Die Pläne von Infosys sind vor allem deshalb ehrgeizig, weil sie über die reine Informationstechnologie hinausgehen. Infosys-Manager Andreas Börner nennt ein Beispiel aus seiner Praxis: Eine französische Heimwerkerkette plant den Einstieg in den indischen Markt. Infosys bietet vom grundsätzlichen Konzept über Marktstudien, der Suche nach geeigneten Standorten bis hin zur Abwicklung der Routine-Aufgaben alles aus einer Hand. „Das schrittweise Vorgehen mindert das Risiko für Unternehmen“, erläutert Börner das Vorgehen. „Sie müssen bei der Expansion nicht sofort von Null auf Hundert durchstarten.“


Krisenstimmung kommt nicht auf

Infosys baut solche Plattform-Angebote derzeit sukzessive für mehrere Industrien auf. „Der Vorteil ist, dass die Kosten für einen Markteintritt flexibler zu steuern sind. Ein Unternehmen kann so in einem neuen Markt viel schneller und wesentlich sicherer die Gewinnschwelle erreichen“, sagt Schürmann. Auch für etablierte Märkte will Infosys den Unternehmen solche Rundum–Pakete anbieten. Dann geht es vor allem um Spezialfragen wie die Effizienzsteigerung bei bestimmten Prozessen.
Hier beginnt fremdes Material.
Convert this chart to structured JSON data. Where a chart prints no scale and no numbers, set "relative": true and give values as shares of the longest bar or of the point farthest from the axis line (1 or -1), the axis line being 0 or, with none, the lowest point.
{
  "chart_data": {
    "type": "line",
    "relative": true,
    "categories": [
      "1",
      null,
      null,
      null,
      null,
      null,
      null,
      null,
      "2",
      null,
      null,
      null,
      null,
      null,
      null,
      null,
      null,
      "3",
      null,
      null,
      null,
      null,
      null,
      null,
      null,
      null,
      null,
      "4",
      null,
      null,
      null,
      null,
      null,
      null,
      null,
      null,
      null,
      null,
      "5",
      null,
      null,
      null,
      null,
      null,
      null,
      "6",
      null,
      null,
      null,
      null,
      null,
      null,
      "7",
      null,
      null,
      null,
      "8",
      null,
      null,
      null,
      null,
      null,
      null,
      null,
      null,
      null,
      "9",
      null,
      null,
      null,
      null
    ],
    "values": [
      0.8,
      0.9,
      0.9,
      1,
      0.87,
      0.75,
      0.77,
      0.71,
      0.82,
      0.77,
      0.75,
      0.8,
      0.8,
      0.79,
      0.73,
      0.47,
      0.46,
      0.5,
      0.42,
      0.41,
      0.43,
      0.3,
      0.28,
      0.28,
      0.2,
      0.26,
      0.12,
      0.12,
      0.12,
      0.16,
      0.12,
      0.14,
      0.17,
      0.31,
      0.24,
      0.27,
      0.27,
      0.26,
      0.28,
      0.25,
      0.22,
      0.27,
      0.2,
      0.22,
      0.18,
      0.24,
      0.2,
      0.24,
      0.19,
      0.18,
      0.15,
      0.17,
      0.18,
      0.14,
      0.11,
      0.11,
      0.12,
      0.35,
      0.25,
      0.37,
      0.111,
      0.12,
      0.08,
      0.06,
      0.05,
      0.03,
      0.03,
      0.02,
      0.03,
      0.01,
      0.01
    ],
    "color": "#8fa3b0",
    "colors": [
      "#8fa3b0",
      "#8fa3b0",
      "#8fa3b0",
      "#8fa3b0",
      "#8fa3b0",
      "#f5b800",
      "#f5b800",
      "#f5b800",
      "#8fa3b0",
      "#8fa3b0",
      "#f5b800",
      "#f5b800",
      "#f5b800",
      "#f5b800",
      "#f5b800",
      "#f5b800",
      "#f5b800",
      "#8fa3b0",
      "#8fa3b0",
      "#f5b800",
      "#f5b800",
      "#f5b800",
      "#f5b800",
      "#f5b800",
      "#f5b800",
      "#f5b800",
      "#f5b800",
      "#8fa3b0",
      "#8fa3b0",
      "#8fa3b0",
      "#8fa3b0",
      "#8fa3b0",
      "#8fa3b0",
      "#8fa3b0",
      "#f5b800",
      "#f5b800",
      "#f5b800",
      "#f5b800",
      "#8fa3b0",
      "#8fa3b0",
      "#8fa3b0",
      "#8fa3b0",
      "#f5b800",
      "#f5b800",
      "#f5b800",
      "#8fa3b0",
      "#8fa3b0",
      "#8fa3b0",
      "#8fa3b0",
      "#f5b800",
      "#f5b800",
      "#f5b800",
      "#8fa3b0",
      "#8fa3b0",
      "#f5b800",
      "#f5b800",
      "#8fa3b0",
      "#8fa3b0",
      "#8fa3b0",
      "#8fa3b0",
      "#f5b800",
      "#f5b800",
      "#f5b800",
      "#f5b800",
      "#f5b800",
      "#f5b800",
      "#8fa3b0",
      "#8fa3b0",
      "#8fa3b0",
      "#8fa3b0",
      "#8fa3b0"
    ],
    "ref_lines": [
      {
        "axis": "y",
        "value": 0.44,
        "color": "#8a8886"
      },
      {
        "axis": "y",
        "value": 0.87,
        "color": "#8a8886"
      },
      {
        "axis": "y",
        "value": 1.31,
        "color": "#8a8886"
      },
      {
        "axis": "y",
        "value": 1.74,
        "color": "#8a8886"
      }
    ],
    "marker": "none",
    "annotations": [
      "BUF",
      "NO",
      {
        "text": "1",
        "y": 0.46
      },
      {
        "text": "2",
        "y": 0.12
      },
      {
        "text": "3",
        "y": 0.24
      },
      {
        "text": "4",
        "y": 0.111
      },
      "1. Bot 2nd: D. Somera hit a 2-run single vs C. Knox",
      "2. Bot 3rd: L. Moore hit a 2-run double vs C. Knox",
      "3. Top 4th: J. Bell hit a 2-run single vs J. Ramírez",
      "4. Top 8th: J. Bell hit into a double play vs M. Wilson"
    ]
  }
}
Hinweise darauf, dass indische Beratungskompetenz bei westlichen Kunden kaum bekannt sei, wischt Schürmann mit einer vehementen Handbewegung beiseite. „Wir sind kein reiner IT-Anbieter, wir werden in letzter Zeit immer häufiger von Unternehmen angesprochen, ob wir sie nicht bei großen Projekten insgesamt begleiten können – und eben nicht nur im Bereich IT.“

Zugleich hält er mit handfesten Zahlen gegen. „Wir haben in Deutschland in den vergangenen zwei Jahren eine zweistellige Zahl an Neukunden im Zielsegment mittlerer und großer Industrieunternehmen hinzugewonnen“, sagt Schürmann.

„Zum Ende des zweiten Quartals haben wir festgestellt, dass wir die Umsätze in den vergangenen 24 Monaten in Deutschland verdoppeln konnten“, ergänzt Schürmann. Konzernweit lagen die Umsätze im vergangenen Geschäftsjahr bei etwa sechs Milliarden Dollar. Das Wachstum soll im nächsten Jahr anhalten.

Krisenstimmung kommt deshalb bei Schürmann nicht auf. Infosys profitierte davon, dass es bei vielen Unternehmen in der vergangenen Krise zu einem Investitionsstau kam. „Der wird immer noch abgearbeitet. Die Unternehmen müssen in IT investieren.“

Wenn es darum gehe, Prozesskosten und Lieferketten zu optimieren, seien viele Firmen trotz der wirtschaftlichen Unsicherheiten bereit, Geld in den Ausbau ihrer IT-Infrastruktur zu stecken. Zudem haben viele Unternehmen ein radikales Interesse an Vereinfachung. „Heute geht es in vielen Unternehmen vor allem darum, Komplexität aus den IT-Systemen herauszunehmen“, erklärt Schürmann.